For years my motto has been ‘I want to make the invisible tangible and the sensitive visible’.
By the invisible I mean the presence of what we don’t see. This can be thoughts, memories, feelings. If you’re blind, everything is invisible, except for the images in your head, which you can have if you’ve ever seen.
The world suddenly becomes a lot more abstract when you are blind. Abstract means ‘Not to the visible reality’. You can understand that that can be very frustrating in a visually oriented world. But it can also be inspiring.
Thanks to my work with visually impaired people, I have developed myself in this area. I’ve developed a system where I’ve translated colours into tangible structures and a method to explain visual information by touch with tangible illustrations and 3D models. I named it Taktila™ and registered it as a trademark. I use it to make the invisible tangible.
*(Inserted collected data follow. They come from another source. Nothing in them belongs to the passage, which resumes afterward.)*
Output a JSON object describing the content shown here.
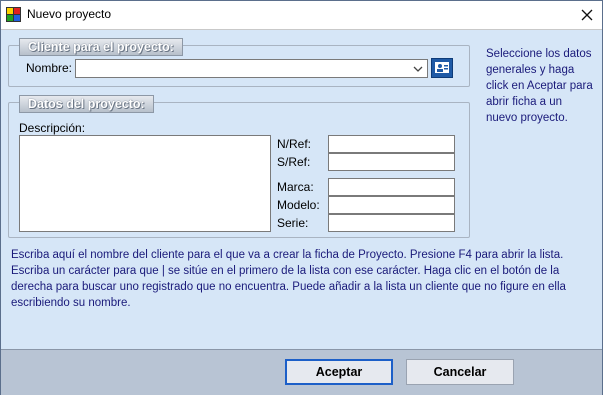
{
  "window": {
    "title": "Nuevo proyecto"
  },
  "cliente_section": {
    "legend": "Cliente para el proyecto:",
    "nombre_label": "Nombre:",
    "nombre_value": ""
  },
  "datos_section": {
    "legend": "Datos del proyecto:",
    "descripcion_label": "Descripción:",
    "descripcion_value": "",
    "fields": [
      {
        "label": "N/Ref:",
        "value": ""
      },
      {
        "label": "S/Ref:",
        "value": ""
      },
      {
        "label": "Marca:",
        "value": ""
      },
      {
        "label": "Modelo:",
        "value": ""
      },
      {
        "label": "Serie:",
        "value": ""
      }
    ]
  },
  "side_help": "Seleccione los datos generales y haga click en Aceptar para abrir ficha a un nuevo proyecto.",
  "bottom_help": "Escriba aquí el nombre del cliente para el que va a crear la ficha de Proyecto. Presione F4 para abrir la lista. Escriba un carácter para que | se sitúe en el primero de la lista con ese carácter. Haga clic en el botón de la derecha para buscar uno registrado que no encuentra. Puede añadir a la lista un cliente que no figure en ella escribiendo su nombre.",
  "buttons": {
    "accept": "Aceptar",
    "cancel": "Cancelar"
  },
  "icons": {
    "app": "app-grid-icon",
    "close": "close-icon",
    "dropdown": "chevron-down-icon",
    "search_client": "contact-card-icon"
  }
}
The psyche of man interests me and I like to philosophize. I often express emotions by drawing and painting portraits and models. Lately my work has taken on a spiritual charge. Faith is another ‘thing’ you can’t see. There is no evidence for it, that’s why it’s called ‘faith’. I think there are many psychological themes in the symbolism of Christianity; how we deal with ourselves, with each other and with the world and how we can learn to deal with it. I want to publish another book in which I describe my vision on this and illustrate this with my visual work. With this I will make the invisible visible.
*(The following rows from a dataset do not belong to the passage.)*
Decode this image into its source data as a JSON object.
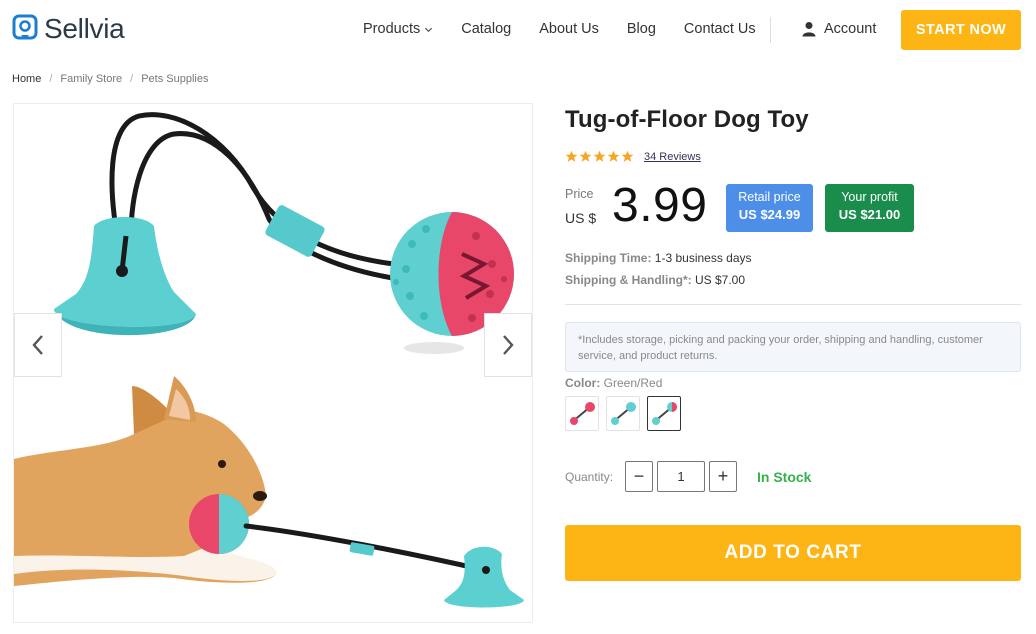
{
  "brand": {
    "name": "Sellvia",
    "accent": "#fdb515",
    "logo_color": "#1b7fd1"
  },
  "nav": {
    "items": [
      {
        "label": "Products",
        "has_dropdown": true
      },
      {
        "label": "Catalog"
      },
      {
        "label": "About Us"
      },
      {
        "label": "Blog"
      },
      {
        "label": "Contact Us"
      }
    ],
    "account_label": "Account",
    "account_icon": "user-icon",
    "cta_label": "START NOW"
  },
  "breadcrumb": {
    "items": [
      "Home",
      "Family Store",
      "Pets Supplies"
    ],
    "separator": "/"
  },
  "gallery": {
    "prev_icon": "chevron-left-icon",
    "next_icon": "chevron-right-icon"
  },
  "product": {
    "title": "Tug-of-Floor Dog Toy",
    "rating": 5,
    "reviews_label": "34 Reviews",
    "price_label": "Price",
    "currency": "US $",
    "price": "3.99",
    "retail": {
      "label": "Retail price",
      "value": "US $24.99",
      "color": "#4d8ee8"
    },
    "profit": {
      "label": "Your profit",
      "value": "US $21.00",
      "color": "#1a8c4c"
    },
    "shipping_time": {
      "label": "Shipping Time:",
      "value": "1-3 business days"
    },
    "shipping_handling": {
      "label": "Shipping & Handling*:",
      "value": "US $7.00"
    },
    "note": "*Includes storage, picking and packing your order, shipping and handling, customer service, and product returns.",
    "color": {
      "label": "Color:",
      "value": "Green/Red",
      "variant_count": 3,
      "selected_index": 2
    },
    "quantity": {
      "label": "Quantity:",
      "value": "1",
      "minus": "−",
      "plus": "+"
    },
    "stock_label": "In Stock",
    "stock_color": "#35b24a",
    "add_to_cart_label": "ADD TO CART"
  }
}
All nice, but all of a sudden I wondered: ‘Do I make the sensitive visible at all?
As a sensitive person I feel a lot and I often find it difficult to interpret what those feelings mean. What am I supposed to do with it? Is it mine? Do I feel someone else’s energies?
Whatever it is, it is of course the ultimate challenge for me to represent that. That is what I have to do with it!
So I started to draw the sensations I feel in my body with my eyes closed. It’s not about making a beautiful drawing or a work of art, because then I’m busy with the visual. Abstract drawings come out of it, although I often see human forms or movements in it. Maybe because I want to see that or because I’m used to being busy with it?
I close my eyes and feel something in my body. I put my pencil, pen or charcoal on paper. I follow my feelings with my drawing tools. Sometimes it means a sigh, where I ‘drop’ the line from top to bottom, sometimes it means an oppressive feeling in my throat or an agitation in my belly, stomach or chest. Then again I feel something in my lower back or I have heavy feet. I can get a free feeling where I feel space going up. I only try to feel, not to analyze – which I am very good at by the way – and to be aware of what I feel.
The text below came to mind. I picked up pen and paper, wrote it down and started drawing what I felt in my body.
‘It feels as if my life is passing me by.
But I am here NOW.
I’m always here NOW.
Until I’m gone.
And maybe I’ll still be there.
It doesn’t matter what I do or who I’m with.
In everything I can feel my presence.’
After drawing I opened my eyes and was pleasantly surprised. A ‘simple’ line drawing that represents a surprising amount. There is a lot in it for me. You can see or feel everything in it. I challenged myself to take the second line drawing as a starting point for a painting, took a 120 x 160 cm canvas and drew the form on the canvas with dark brown paint. Intuitively and politely I chose colours that I applied to the canvas. It’s very different from how I’m used to working, but it feels good! I feel like I am getting close to the essence, at least my essence. I am making the sensitive visible.